Likewise, it is also an exciting time to be an academic neurologist. With sustained investments in cardiovascular and cancer research in the 1970s, we have observed both an increase in longevity and the prevalence of neurological diseases reaching epidemic proportions. With an expected doubling in the elderly population by 2050, common conditions including Alzheimer’s disease and stroke will place a disproportional burden on our patients, families, and the healthcare system. To answer this call, investigators at the Stony Brook Neurosciences Institute are developing new imaging approaches, diagnostic tests, and disease-modifying therapies. Simultaneously, our care teams continue to use a data-driven approach to ensure optimal patient outcomes in both the hospital and outpatient settings.

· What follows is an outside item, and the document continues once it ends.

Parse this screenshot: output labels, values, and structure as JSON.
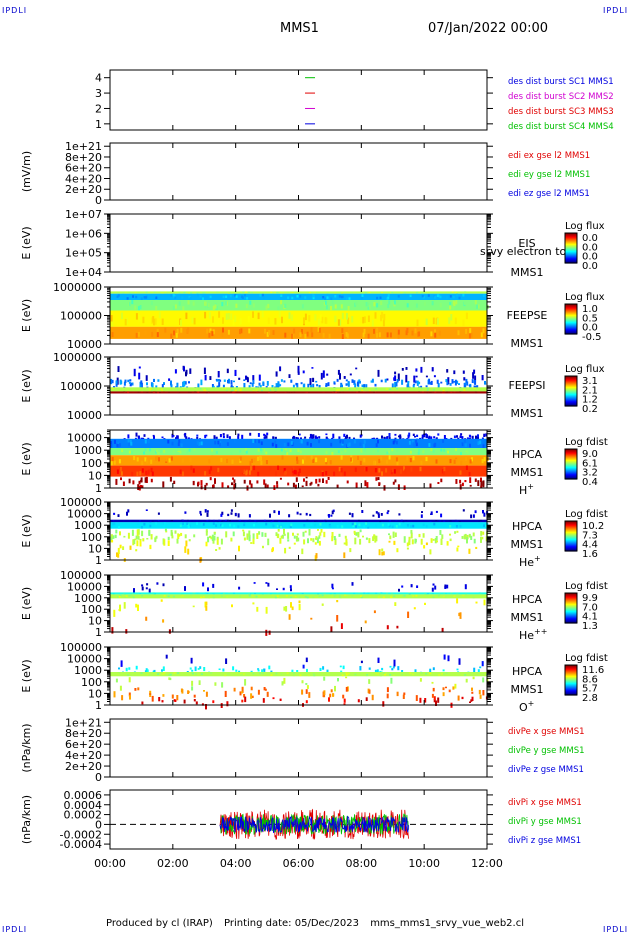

Stony Brook University is considered the flagship institution of the SUNY system, hosting over 24,000 undergraduate and graduate students. We are also a member of the Association of American Universities (AAU), an invitation-only organization whose 62 members are the leading public and private research universities in the U.S. and Canada. The medical center is home to the Renaissance School of Medicine, Nursing, Dental Medicine, Health Technology & Management, and Social Welfare. Stony Brook University co-manages and partners with the renowned Brookhaven National Laboratory in neuroimaging and other areas. Among Stony Brook’s signature contributions to medicine is the invention of magnetic resonance imaging, the discovery of the Borrelia spirochete causing Lyme disease, and the development of the anti-thrombotic drug Abciximab.

It is a privilege to serve as chair for this talented group of clinicians, educators, and researchers. As you explore the site, I hope that are able see for yourself what makes the Neurosciences Institute and Stony Brook Medicine an exceptional place for our patients, trainees, and colleagues.